Where do you find your inspiration? 

 I probably get most of my inspiration from video games and anime. I’ve been a gamer for 31 years and I’ve had many dreams of products and designs that I wish were a reality. It is certainly a dream come true to finally realize many of these designs I have thought of over the years. Being a photographer for most of my professional life, I only could photograph and composite together images to create ideas and concepts, but that was always very limiting. Now I feel the world is at my fingertips and I can create the super cool things that I know the gaming community have been waiting for, and if nothing else, I can create renders and art for myself to admire. Even though work is a Monday to Friday activity, that certainly isn’t where my KeyShot exploration ends, as I am always playing around with different aspects every free opportunity I get, as even at 1am in the morning, I am always trying to push out one more rendering.  

What advice would you give to photographers who are considering going into 3D visualization? 
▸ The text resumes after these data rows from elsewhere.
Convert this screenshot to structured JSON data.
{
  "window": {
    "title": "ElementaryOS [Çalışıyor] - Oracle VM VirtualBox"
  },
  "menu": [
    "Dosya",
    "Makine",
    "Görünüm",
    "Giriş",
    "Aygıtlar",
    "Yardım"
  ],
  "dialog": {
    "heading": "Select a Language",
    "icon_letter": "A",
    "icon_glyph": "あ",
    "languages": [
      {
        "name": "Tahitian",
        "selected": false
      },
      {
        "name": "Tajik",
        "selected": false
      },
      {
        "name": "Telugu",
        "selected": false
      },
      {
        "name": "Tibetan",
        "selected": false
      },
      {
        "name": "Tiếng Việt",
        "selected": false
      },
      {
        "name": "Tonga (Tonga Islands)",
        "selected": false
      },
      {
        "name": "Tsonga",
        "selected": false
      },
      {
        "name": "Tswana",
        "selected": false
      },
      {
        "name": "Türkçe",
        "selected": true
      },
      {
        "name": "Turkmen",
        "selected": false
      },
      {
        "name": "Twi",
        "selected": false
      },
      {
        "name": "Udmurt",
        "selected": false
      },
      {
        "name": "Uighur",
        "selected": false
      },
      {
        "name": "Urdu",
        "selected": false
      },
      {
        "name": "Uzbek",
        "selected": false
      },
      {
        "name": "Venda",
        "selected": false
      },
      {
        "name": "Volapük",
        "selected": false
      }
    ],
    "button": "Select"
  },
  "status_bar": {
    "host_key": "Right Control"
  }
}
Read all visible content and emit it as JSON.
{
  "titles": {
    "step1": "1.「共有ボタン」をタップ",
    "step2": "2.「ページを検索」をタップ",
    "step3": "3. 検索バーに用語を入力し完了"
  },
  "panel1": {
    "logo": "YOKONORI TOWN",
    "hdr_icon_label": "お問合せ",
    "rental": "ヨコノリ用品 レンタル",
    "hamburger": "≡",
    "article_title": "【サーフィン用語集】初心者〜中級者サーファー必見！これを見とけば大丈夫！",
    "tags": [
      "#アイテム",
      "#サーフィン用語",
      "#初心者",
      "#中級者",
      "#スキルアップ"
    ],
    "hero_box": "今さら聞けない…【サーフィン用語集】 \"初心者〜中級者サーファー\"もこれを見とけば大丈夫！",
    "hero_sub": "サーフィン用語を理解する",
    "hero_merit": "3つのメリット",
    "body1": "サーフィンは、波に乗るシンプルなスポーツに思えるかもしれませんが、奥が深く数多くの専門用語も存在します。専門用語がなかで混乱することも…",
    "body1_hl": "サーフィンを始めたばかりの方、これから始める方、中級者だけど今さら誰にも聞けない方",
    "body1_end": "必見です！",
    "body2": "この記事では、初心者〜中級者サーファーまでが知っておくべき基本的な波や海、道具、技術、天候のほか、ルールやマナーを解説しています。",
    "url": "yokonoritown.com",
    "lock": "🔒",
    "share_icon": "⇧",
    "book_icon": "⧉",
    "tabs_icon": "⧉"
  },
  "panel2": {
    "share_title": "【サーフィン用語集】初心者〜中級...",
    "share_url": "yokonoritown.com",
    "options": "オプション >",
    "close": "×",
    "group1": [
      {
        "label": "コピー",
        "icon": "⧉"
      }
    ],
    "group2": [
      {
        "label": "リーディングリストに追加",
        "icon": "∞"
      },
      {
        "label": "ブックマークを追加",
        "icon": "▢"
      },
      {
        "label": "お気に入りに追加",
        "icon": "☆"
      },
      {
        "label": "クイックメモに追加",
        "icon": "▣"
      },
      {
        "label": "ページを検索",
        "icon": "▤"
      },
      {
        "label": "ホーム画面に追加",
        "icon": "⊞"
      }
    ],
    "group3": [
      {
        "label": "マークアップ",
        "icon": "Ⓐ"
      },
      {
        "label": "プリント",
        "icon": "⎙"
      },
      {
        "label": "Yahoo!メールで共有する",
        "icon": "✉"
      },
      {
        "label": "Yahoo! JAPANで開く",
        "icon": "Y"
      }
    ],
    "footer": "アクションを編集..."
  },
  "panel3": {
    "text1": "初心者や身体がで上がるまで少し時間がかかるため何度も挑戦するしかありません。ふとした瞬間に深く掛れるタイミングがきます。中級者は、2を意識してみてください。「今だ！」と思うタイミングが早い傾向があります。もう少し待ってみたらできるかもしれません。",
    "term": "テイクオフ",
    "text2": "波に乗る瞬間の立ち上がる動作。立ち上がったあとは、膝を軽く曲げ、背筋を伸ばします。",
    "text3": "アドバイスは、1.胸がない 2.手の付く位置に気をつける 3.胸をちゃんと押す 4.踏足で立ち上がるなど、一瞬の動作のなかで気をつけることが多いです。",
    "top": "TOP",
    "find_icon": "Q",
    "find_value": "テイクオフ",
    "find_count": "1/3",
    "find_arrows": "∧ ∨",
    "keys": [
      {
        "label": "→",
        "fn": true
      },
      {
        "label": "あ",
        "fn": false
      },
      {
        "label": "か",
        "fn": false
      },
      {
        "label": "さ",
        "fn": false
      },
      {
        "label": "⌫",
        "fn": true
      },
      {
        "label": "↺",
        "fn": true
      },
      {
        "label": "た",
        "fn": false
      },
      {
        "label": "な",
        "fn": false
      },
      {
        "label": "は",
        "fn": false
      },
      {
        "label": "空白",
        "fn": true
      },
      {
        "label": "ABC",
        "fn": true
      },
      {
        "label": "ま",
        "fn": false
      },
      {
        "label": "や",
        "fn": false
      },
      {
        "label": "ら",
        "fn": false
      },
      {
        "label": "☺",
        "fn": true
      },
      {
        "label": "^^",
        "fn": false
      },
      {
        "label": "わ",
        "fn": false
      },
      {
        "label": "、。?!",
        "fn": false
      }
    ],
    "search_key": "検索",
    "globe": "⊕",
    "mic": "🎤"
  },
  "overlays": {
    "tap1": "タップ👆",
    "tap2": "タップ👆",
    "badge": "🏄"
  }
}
 I was first always rather afraid to approach the 3D space as I’ve done what most people that try to dip their feet into 3D with the donut Blender tutorial. After completing that video course on YouTube, one often feels overwhelmed at the sheer number of settings, terminology, and new skill sets required to create a successful rendering. Having a photography background, the tools, settings and UI of KeyShot all just made sense to me. Focal lengths, lens apertures, lights being measured in watts and lumens were all terminology and tools I used to construct my art my entire career and these things were all translated into the 3D environment in KeyShot, making the learning curve significantly more palatable.  

 Another aspect I was afraid of is all these skills I have developed over the years in photography becoming obsolete and worthless, but in reality, having these skills can fast track your 3D journey to creating amazing 3D renderings. The hardest part of 3D rendering is trying to make them look realistic and the best way to make things look realistic is lighting and textures. Just as any commercial studio photograph you are going to take of a product, the same knowledge applies to setting up a lighting scene for your 3D renderings. You need your large light sources for soft light, small light sources for hard light, scrims, flags, and light shapes for artistic lighting design, different colored gel lights for accents, longer focal lengths for more compression and wider angles for fisheye effects, depth of field, etc.  All these things and more are all applied when making great 3D renderings, which is a lot more difficult to learn than the technical tools and settings in KeyShot – which you already have in the bag.  

 Probably the most advantageous aspect of Keyshot is that you take out all the budgetary limitations you have in actual photography. Have you ever felt you just need one more light, softbox, modifier, focal length, etc? You can add as many lights in the full RGB spectrum of color, in whatever focal length, shooting at any aperture, with as much depth as your heart desires. 500mm at F/1.4 but with just enough depth to ensure your product is sharp – No problem! You want to do a complicated 10-light setup where you are placing accent lights inside your product at strange angles and in places where it would be difficult to fit a light? Easy. You want to throw a giant sun right in front of your product right in your shooting line? Do it and just make the light invisible to the camera. One of your lights casting an annoying reflecting and blowing out your shadows? Make it so the light doesn’t appear in reflections and shadows. You can create the images you envisioned while not having to buy another $3000 camera lens or get another $2000 Broncolor studio strobe to get that picture perfect image.